Humans of Redeemer

A Story from Carina Wolfert

Two months into this Fall semester, new rhythms and routines are beginning to settle into habit for students across campus. For most, this is another midterm season, another step in the marathon of completing an undergraduate degree. But for the graduating class of 2023, the turning of the leaves that line Redeemer’s pathways, the darker classrooms, and the emergence of Blundstones in place of Birkenstocks—these are all small, subtle changes being soaked up one more time by those students that can see the light at the end of the tunnel. 

Carina Wolfert, a fourth-year math student , shared what this season has been like for her: “I’m a math major with a double minor in English literature and psychology. I really said, ‘liberal arts!’ With this degree I have a focus in each of the fields—sciences, arts, and social sciences.

“My hopes and dreams? I want to do high school teaching, hopefully math, maybe English. I don’t want to do my BEd at Redeemer; my dad worked here for twenty-five years, and all three of my siblings and in-laws graduated from here. I also went to Christian grade school and high school, so I think it would be good for my character to study elsewhere.

“I’m working on my applications right now. I’m applying in southern Ontario, probably to Brock and Western, and maybe to University of Ottawa. I’ll also apply to the Redeemer program, but Redeemer can only certify you [to teach] up to tenth grade. 

“It doesn’t feel like it’s my senior year, but I am getting excited to wrap up. I’m in my last math class, and it’s satisfying to look back. I’m getting better at doing my schoolwork; I am getting better at doing math, at reading, at doing different things that seemed so hard in my first year. It’s fun to look back and see how much I’ve grown.

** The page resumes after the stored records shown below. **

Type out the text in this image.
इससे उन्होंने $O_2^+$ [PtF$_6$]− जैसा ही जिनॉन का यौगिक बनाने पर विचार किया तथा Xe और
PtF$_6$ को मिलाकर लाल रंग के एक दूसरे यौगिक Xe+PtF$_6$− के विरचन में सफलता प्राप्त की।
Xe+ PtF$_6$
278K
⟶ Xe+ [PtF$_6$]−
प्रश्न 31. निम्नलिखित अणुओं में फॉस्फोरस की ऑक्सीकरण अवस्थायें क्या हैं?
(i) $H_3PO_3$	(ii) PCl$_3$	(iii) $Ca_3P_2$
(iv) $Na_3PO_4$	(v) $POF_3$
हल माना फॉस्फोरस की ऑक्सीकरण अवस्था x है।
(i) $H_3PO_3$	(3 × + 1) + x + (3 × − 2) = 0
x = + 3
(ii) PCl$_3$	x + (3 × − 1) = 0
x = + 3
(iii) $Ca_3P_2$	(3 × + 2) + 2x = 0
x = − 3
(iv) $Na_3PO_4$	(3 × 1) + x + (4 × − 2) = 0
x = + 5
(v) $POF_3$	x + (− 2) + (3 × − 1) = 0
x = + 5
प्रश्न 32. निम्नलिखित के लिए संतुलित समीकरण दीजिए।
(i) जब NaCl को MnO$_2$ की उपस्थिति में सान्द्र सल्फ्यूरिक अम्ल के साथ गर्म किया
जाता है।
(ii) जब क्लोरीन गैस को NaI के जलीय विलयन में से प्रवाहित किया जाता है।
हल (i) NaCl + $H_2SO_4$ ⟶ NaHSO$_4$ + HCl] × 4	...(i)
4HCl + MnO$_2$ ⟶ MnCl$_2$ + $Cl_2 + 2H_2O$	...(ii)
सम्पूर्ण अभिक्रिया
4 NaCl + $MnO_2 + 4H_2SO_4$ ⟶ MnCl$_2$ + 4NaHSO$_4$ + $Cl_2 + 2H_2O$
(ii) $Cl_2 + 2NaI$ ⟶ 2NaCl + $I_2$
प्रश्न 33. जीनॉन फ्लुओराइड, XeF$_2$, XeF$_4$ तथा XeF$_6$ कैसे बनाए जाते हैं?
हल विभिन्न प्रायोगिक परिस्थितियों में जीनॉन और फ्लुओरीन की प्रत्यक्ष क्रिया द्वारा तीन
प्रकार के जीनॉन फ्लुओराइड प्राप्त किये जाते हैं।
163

“As I do wrap up, there is a sense of not taking things for granted. This is actually a unique school and community, and I likely won’t be in a place like this again. I’m trying to make fun of things a little bit less and enjoy them a little bit more. To acknowledge what Redeemer culture is and accept what needs to be accepted with gratitude. I’m trying to approach things with a little more perspective. 

“The biggest thing I will miss is being in a community that I am familiar with and in which I am known. I underestimate how unique it is to walk through hallways and recognize people, to chat with them and say, ‘hi.’ I am aware that if I end up at a large university that will not be the case. I anticipate that there will be far less Dutch bingo in my life, and there is something comforting about having a lot of little connections the way I do here. 

“As for where I am right now, I would say I’m operating more out of both fear and excitement. I am excited to have my focus shift from just being a student to working towards a more professional goal. I am looking forward to being able to see the light at the end of the tunnel. I do love being a student, but it is fun to realize there is more to life than being a student. All this learning will hopefully bear fruit sometime in the near-ish future.”